9. Under and in accordance with the terms of the Ordinance and the Code of Practice on Consumer Credit Data, a data subject has the right:
 
  (a) to check whether the Bank holds data about him/her;
  (b) to request access to such data;
  (c) to require the Bank to correct any data relating to him/her which is inaccurate;
  (d) to ascertain the Bank’s policies and practices in relation to data and be informed of the kind of personal data held by the Bank;
  (e) to be informed on request which items of data are routinely disclosed to credit reference agencies or debt collection agencies, and be provided with further information to request access to and/or correction of any data disclosed to the relevant credit reference agency or debt collection agency; and
  (f) in relation to any account data (including, for the avoidance of doubt, any account repayment data) which has been provided by the Bank to a credit reference agency, to instruct the Bank, upon termination of the account by full repayment, to make a request to the credit reference agency to delete such account data from its database, as long as the instruction is given within five years from the account’s termination and there has been no default in payment in relation to the account lasting in excess of 60 days within the five year period immediately preceding the account’s termination.
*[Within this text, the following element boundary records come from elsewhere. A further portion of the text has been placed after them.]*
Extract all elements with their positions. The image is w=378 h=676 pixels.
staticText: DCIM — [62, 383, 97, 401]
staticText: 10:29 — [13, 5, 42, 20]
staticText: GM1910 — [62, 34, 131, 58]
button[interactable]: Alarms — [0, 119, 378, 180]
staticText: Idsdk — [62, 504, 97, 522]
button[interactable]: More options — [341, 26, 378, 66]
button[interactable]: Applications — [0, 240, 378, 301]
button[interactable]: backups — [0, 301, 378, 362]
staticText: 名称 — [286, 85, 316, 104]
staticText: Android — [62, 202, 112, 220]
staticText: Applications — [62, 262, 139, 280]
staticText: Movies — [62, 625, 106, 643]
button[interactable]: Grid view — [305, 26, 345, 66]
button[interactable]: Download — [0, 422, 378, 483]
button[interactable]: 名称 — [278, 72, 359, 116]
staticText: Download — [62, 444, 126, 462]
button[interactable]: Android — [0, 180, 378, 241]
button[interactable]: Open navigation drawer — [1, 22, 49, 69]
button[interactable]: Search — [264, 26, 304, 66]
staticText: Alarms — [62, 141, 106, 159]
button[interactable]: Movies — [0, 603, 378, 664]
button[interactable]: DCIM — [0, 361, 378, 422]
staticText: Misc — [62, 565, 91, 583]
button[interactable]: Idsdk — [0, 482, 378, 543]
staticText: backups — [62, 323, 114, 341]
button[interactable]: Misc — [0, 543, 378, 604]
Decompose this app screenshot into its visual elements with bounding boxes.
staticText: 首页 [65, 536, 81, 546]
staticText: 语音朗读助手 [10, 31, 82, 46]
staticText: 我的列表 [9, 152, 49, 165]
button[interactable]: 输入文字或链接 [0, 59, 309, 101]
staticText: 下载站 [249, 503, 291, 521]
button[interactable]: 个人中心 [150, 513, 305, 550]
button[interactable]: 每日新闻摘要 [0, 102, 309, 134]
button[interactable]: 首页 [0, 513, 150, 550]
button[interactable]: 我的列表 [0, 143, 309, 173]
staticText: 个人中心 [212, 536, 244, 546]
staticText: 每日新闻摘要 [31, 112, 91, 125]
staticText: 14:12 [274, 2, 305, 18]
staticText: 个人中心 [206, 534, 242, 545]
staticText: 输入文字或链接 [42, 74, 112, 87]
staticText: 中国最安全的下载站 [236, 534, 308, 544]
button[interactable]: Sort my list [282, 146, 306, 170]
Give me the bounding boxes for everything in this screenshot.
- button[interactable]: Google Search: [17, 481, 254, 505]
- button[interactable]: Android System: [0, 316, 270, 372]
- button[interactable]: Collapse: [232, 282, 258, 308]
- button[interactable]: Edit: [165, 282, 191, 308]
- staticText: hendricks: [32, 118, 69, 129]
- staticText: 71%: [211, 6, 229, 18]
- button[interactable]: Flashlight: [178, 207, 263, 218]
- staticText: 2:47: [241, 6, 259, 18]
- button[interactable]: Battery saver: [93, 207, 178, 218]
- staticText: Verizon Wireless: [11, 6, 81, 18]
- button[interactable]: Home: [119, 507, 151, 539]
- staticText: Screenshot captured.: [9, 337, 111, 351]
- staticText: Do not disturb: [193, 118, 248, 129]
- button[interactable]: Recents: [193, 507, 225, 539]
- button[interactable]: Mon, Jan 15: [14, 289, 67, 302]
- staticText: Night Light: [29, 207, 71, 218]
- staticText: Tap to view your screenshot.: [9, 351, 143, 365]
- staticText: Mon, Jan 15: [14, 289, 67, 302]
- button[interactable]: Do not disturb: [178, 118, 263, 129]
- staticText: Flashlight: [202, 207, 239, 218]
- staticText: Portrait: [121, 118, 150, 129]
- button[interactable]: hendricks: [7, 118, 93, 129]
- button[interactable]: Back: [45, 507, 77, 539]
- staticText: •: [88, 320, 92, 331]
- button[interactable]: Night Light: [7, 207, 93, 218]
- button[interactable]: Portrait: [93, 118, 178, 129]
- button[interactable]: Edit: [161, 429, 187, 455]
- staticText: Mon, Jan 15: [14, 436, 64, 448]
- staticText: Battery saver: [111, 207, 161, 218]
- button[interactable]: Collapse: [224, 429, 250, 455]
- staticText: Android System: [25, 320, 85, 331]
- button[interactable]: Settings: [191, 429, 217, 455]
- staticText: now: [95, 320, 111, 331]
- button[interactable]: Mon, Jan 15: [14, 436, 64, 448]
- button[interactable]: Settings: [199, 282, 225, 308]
Account repayment data includes amount last due, amount of payment made during the last reporting period (being a period not exceeding 31 days immediately preceding the last time the account data was provided by the Bank to a credit reference agency), remaining available credit or outstanding balance and default data (being amount past due and number of days past due, date of settlement of amount past due, and date of final settlement of amount in default lasting in excess of 60 days (if any)).
 
10.  In the event of any default of payment relating to an account, unless the amount in default is fully repaid or written off (other than due to a bankruptcy order) before the expiry of 60 days from the date such default occurred, the account repayment data (as mentioned in paragraph 9(f) above) may be retained by the credit reference agency until the expiry of five years from the date of final settlement of the amount in default.
 
11. In the event any amount in an account is written-off due to a bankruptcy order being made against a data subject , the account repayment data (as mentioned in paragraph 9(f) above) may be retained by the credit reference agency, regardless of whether the account repayment data reveals any default of payment lasting in excess of 60 days, until the expiry of five years from the date of final settlement of the amount in default or the expiry of five years from the date of discharge of a bankruptcy order as notified by the data subject with evidence to the credit reference agency, whichever is earlier.
 
12. In accordance with the terms of the Ordinance, the Bank has the right to charge a reasonable fee for the processing of any data access request.
 
13. A data subject who requests access to data or correction of data or for information regarding policies and practices and kinds of data held should contact the following officer of the Bank:
 
                                                     The Data Protection Officer
                                                     Chong Hing Bank Limited
                                                     G. P. O. Box No. 2535
                                                     Hong Kong
                                                     Telephone: 3768 6888
                                                     Facsimile: 3768 1688
                                                     E-mail: dpo@chbank.com
 
14. The Bank may have obtained a credit report on the data subject from a credit reference agency in considering any application for credit. In the event the data subject wishes to access the credit report, the Bank will, upon request being made, advise the contact details of the relevant credit reference agency.
 
15. Nothing in this Statement shall limit the rights of data subjects under the Ordinance.
 
November 2021
 
(In case of any inconsistencies between the English and the Chinese versions of this Statement, the English version shall prevail.)